La sanità padovana alle prese con il Covid-19. Il servizio pubblico ai limiti del collasso
Ondata dopo ondata, anche la sanità padovana è contagiata dall’effetto Covid.
Ogni giorno ci si cura sempre meno del servizio pubblico ai limiti del collasso. Ogni settimana contano più i colori della libertà individuale rispetto alle strategie sulla salute collettiva. Fra Natale e Capodanno, però, il governo dell’emergenza sta già cambiando...
Il Sant’Antonio diventa Covid?
Era il fiore all’occhiello della “medicina territoriale” dell’Usl 6 Euganea. E’ diventato la “succursale” dell’ospedale di via Giustiniani. Potrebbe trasformarsi, addirittura, nel secondo “hub Covid” padovano dopo Schiavonia.
Daniele Donato (direttore sanitario dell’Azienda Ospedale-Università Padova e facente funzioni di direttore generale) ha lavorato molto proprio a cavallo di Natale.
Lontano dai riflettori, nel clima di emergenza continua, senza il controllo politico-sindacale ha predisposto un puzzle di misure sull’immediato futuro dell’ospedale di via Facciolati. Reparti da chiudere per liberare spazi, medici da “accorpare”, sale operatorie da riconvertire. Senza dimenticare che Donato ha sempre un personale conto aperto con gli specializzandi (dopo le sue incaute dichiarazioni sullo stile di vita dei giovani medici...) e che brilla per decisioni clomorose pianificate in solitudine.
Infermieri e vaccino
Dietro le quinte - almeno in via Giustiniani - non si registrerebbe l’entusiastico plebiscito per il vaccino Pfizer da parte del personale infermieristico.
I nomi che corrispondono alle adesioni volontarie erano stati raccolti in meno di 24 ore dalla Direzione sanitaria dell’Aoup. I numeri definitivi delle vaccinazioni “prenotate", tuttavia, non risultano pubblici.
In base ai dati ufficiali del 2019, l’Azienda conta 4.788 dipendenti a tempo indeterminato: 587 sono medici (cui vanno aggiunti quelli dipendenti dall’Ateneo e gli specializzandi) e ben 2.425 infermieri.
A livello nazionale, Antonio De Palma (presidente di Nursing Up, il sindacato degli infermieri) scandisce: «Con le poche dosi a disposizione appena arrivate, mi sarei aspettato che la priorità nella vaccinazione simbolica fosse riservata agli infermieri e ai professionisti in prima linea. Trovo singolare che i presidenti degli Ordini, ma anche altri rappresentanti del mondo politico o degli enti sanitari, si facciano fotografare o diffondano la loro immagine a mo’ di presunto buon esempio. Le centinaia di morti che contiamo ancora di giorno in giorno non ci permettono di abbassare la guardia o di fare campagne meramente simboliche. Abbiamo bisogno di un crono-programma pubblico, i circa 253.000 infermieri impegnati negli ospedali pubblici e i cittadini, hanno il diritto di sapere quali saranno i tempi per le loro vaccinazioni».
Al vertice dopo Mantoan
Appena cinque mesi fa, aveva garantito in un’intervista a L’Adige: «Fino al 31 dicembre sono vincolato alla direzione di Padova e dall’1 gennaio sono in pensione...».

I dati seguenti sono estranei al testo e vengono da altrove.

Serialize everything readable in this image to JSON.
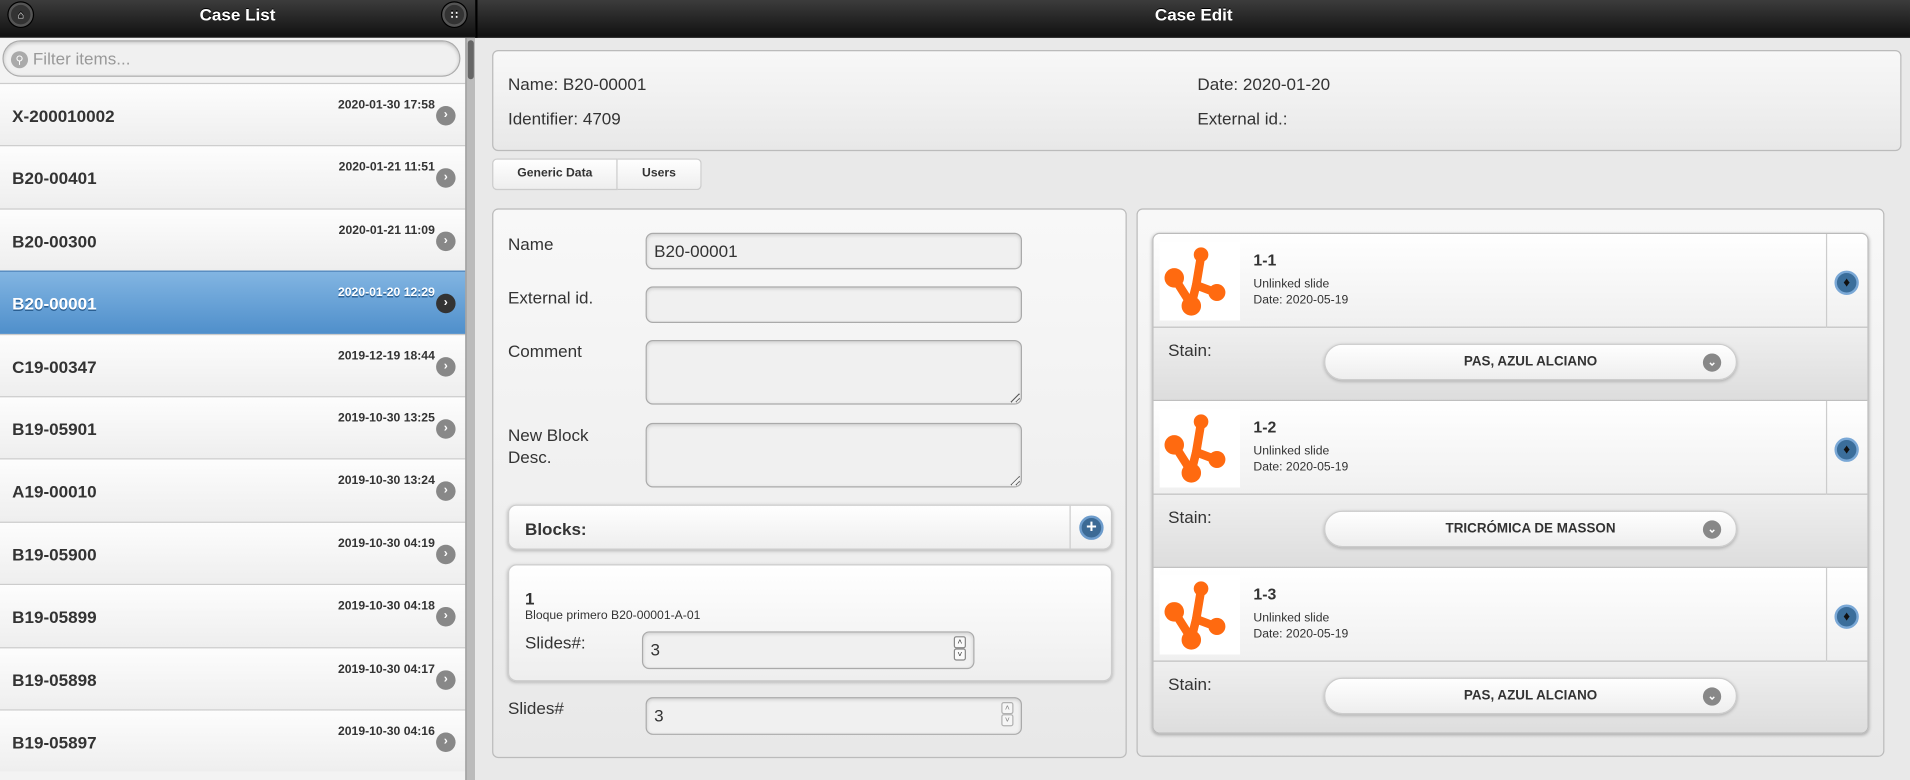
{
  "case_list": {
    "title": "Case List",
    "filter_placeholder": "Filter items...",
    "items": [
      {
        "name": "X-200010002",
        "date": "2020-01-30 17:58"
      },
      {
        "name": "B20-00401",
        "date": "2020-01-21 11:51"
      },
      {
        "name": "B20-00300",
        "date": "2020-01-21 11:09"
      },
      {
        "name": "B20-00001",
        "date": "2020-01-20 12:29",
        "selected": true
      },
      {
        "name": "C19-00347",
        "date": "2019-12-19 18:44"
      },
      {
        "name": "B19-05901",
        "date": "2019-10-30 13:25"
      },
      {
        "name": "A19-00010",
        "date": "2019-10-30 13:24"
      },
      {
        "name": "B19-05900",
        "date": "2019-10-30 04:19"
      },
      {
        "name": "B19-05899",
        "date": "2019-10-30 04:18"
      },
      {
        "name": "B19-05898",
        "date": "2019-10-30 04:17"
      },
      {
        "name": "B19-05897",
        "date": "2019-10-30 04:16"
      }
    ]
  },
  "case_edit": {
    "title": "Case Edit",
    "info": {
      "name": "Name: B20-00001",
      "date": "Date: 2020-01-20",
      "identifier": "Identifier: 4709",
      "external_id": "External id.:"
    },
    "tabs": [
      "Generic Data",
      "Users"
    ],
    "form": {
      "name_label": "Name",
      "name_value": "B20-00001",
      "external_label": "External id.",
      "external_value": "",
      "comment_label": "Comment",
      "comment_value": "",
      "newblock_label": "New Block Desc.",
      "newblock_value": "",
      "blocks_label": "Blocks:",
      "block": {
        "number": "1",
        "desc": "Bloque primero B20-00001-A-01",
        "slides_label": "Slides#:",
        "slides_value": "3"
      },
      "slides_label": "Slides#",
      "slides_value": "3"
    },
    "slides": [
      {
        "title": "1-1",
        "status": "Unlinked slide",
        "date": "Date: 2020-05-19",
        "stain_label": "Stain:",
        "stain": "PAS, AZUL ALCIANO"
      },
      {
        "title": "1-2",
        "status": "Unlinked slide",
        "date": "Date: 2020-05-19",
        "stain_label": "Stain:",
        "stain": "TRICRÓMICA DE MASSON"
      },
      {
        "title": "1-3",
        "status": "Unlinked slide",
        "date": "Date: 2020-05-19",
        "stain_label": "Stain:",
        "stain": "PAS, AZUL ALCIANO"
      }
    ],
    "colors": {
      "selected_row": "#5a9ad3",
      "accent_orange": "#ff6a10",
      "plus_button": "#3c6a95"
    }
  }
}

Luciano Flor invece dal 22 dicembre (su proposta di Luca Zaia, accolta dalla giunta regionale) è stato nominato direttore generale della sanità veneta. Raccoglie l’eredità di Domenico Mantoan, approdato al vertice dell’Agenzia nazionale per i servizi sanitari regionali.
Classe 1958, trentino di Revo’, laureato in medicina e poi specializzato in igiene e medicina preventiva al Bo’, Flor dal 2003 al 2007 è stato direttore sanitario dell’Azienda integrata di Verona. Stesso ruolo poi ricoperto in via Giustiniani. Quindi a Trento, dove dal 2011 era direttore generale dell’Azienda provinciale per i servizi sanitari.
All’ombra delle Dolomiti, è fra i protagonisti del progetto del Nuovo Ospedale di Trento in project financing: gara originale da 1,8 miliardi di euro “abortita” fra ricorsi, sentenze del Tar, intervento della Corte dei conti...
Il 1 febbraio 2016 rientra a Padova come commissario dell’Azienda ospedaliera. Ne diventa dg dal 9 agosto 2016: ha varato il nuovo Atto che regola l’integrazione con l’Ateneo e si è speso sul fronte del nuovo ospedale di Padova Est.